Sahip Olmak Mı, Ait Olmak Mı?

Firavun Hz. Musa’yı dar bir geçitte at arabalarından oluşan ordusu ile kovaladığı sırada artık Firavun’un baş veziri konumundaki Hegep’in arabası devrilir ve Hegep son sürat kendisine doğru gelen koca bir ordunun önüne düşer. Dizlerinin üstüne doğrulması ve orduya “dur” emri anlamında sağ elini kaldırmasıyla parçalanması arasında pek bir süre geçmez. Kral gibi yaşayan ama kral olmayan bir adamın içinde barındırdığı fakat gerçekliği olmayan “güçlü” zannının ve oluşturmaya çalıştığı algının trajikomik sonudur. Düştüğü ve aciz kaldığı durum ile yüzleşmektense “güçlü” olduğu zannı ve güç gösterisi ile hayatta kalacağına inanması. Birçoğunuza bu metafor tanıdık gelmiştir.

Geçen hafta İstanbul’da Üsküdar’da Mihrimah Sultan Camii duvar dibindeki çay ocağında oturuyorken bir adam yaklaştı. “Durumum yok ve ihtiyaç sahibiyim” dedi. Süslemedi, uzatmadı, eğilmedi, dua bile etmedi. Temiz giyimli ve 70 yaşlardaydı. Dikkat ettim ki; o çay ocağında oturan insanların çoğu bir dilenene verdiğinden çok fazla miktarda parayı adamcağıza iletti. Bizimle konudan bağımsız biraz sohbet edip çay ocağından ayrıldı. Sonra düşündüm. Adam ne kadar gerçekti ve netti. Bu istemek veya dilenmek değil dedim. Bir çeşit arzuhal diliydi.
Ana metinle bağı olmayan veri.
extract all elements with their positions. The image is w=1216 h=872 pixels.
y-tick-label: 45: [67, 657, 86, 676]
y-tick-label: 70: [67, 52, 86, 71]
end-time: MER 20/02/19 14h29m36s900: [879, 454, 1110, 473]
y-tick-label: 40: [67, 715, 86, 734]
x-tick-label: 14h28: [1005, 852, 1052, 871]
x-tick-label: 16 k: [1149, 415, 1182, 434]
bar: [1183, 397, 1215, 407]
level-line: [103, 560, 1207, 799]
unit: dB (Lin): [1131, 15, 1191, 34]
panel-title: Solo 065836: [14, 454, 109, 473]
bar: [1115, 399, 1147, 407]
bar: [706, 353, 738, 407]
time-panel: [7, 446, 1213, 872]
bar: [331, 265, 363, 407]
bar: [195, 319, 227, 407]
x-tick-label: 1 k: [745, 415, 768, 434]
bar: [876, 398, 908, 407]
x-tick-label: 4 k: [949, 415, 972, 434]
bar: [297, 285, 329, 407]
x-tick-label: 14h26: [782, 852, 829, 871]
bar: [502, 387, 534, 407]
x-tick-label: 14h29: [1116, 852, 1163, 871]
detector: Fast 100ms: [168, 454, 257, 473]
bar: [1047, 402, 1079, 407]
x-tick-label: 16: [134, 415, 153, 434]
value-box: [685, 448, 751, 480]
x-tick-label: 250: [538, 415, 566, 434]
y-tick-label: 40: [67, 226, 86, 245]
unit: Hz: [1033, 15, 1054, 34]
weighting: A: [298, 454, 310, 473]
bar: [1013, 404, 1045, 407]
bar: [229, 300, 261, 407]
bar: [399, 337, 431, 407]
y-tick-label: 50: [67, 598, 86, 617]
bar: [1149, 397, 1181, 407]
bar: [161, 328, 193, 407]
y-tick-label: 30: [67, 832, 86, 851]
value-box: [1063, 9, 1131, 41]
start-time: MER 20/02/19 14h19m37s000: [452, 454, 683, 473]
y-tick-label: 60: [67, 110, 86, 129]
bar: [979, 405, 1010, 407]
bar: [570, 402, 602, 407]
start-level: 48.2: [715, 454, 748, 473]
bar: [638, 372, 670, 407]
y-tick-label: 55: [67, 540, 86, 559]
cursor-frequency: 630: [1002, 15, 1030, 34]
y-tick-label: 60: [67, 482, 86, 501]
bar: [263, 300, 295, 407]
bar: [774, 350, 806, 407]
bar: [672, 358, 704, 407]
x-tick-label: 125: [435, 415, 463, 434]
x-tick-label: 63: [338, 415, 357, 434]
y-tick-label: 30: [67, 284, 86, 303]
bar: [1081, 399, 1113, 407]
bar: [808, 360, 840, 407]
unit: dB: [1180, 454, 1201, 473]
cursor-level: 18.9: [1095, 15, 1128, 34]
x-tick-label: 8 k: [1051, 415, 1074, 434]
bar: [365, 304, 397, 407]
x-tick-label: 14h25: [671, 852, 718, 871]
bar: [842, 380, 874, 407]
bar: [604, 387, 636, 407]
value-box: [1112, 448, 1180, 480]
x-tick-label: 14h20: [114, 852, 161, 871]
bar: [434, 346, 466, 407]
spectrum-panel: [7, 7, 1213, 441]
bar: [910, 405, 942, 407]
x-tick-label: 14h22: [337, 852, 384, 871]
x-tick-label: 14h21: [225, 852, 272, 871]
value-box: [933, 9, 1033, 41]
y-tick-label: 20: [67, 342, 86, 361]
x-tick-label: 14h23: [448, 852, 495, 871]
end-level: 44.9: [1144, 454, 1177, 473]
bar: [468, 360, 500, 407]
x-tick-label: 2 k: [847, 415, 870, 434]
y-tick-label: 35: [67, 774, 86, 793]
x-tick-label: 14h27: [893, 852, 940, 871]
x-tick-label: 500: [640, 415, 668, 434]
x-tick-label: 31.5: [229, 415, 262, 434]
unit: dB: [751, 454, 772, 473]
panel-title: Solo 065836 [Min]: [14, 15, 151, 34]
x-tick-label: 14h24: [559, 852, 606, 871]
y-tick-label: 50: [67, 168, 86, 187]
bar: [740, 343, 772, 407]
Müteaahit bir arkadaşımın yapacağı binanın arsasında zeytin ağaçları varmış. Hatta ağaçlara zarar gelmemesi için inşaat öncesi ağaçlar vinç yardımıyla zarar görmeyecekleri alana taşınmış. İnşaat bitip, daire sahipleri binaya taşınmaya başladıktan sonra yer sahibi gelerek zeytinlerin kendisinin olduğunu ve başkalarının toplamasına müsaade etmeyeceğini söylemiş. Arkadaşım uzun uzun yerin artık kendisinde olmadığını ve daire sakinleri ile bahçedeki zeytinleri paylaşması gerektiğini anlatınca “keselim o zaman” demiş. Sahip olmadığının yaşamaya hakkı olmadığı ve hatta ait olana bir hayrının dokunmasına da müsaade etmeme bilinci. Her şeyin sahibi olduğu ve olması gerektiği fikrine kendini fena kaptırmış. Makam ve mal sahibiyse veya sahibi gibi görünürse o ordunun durması gerektiğine olan inanç, durumu yok ve ihtiyaç sahibi veya gibi görünen adamların açlıktan ölmesi gerektiğine olan inanç gibi.

“Keselim o zaman” ifadesi Firavun’un “Tanrı” olduğuna ve Hegep’i “Kral” olduğuna inandıran hastalıklı sahip olma bilincinin dışa vurumudur. Gerçeklikten ve samimiyetten kopukluktur.

Bu hastalıklı sahip olma bilinci sadece mal ve makam sahiplerinde değil mal ve makam sahibi olma hırsı ile yanıp tutuşanlarda da mevcuttur.

Birileri ait olduklarınızı hor görüyor, zamanınızı kendisinin zannediyor ve hatta sizi küçümsüyorsa bence en doğrusu gerçek ve net bir duruştur. Gerçek ve net olanın konfor alanı ait olma bilinci sınırlarındadır.

Ait olmak sahip olmaktan daha büyük bir zenginliktir. Bunun en güzel örneği yine Hz. Musa’nın seçimindedir. İçine doğduğu kitle ile ait olduğu coğrafyada yaşamayı, Tanrı veya Kral olduğunu zannedenlerden kaçarak, sahip olmaya tercih etmiştir.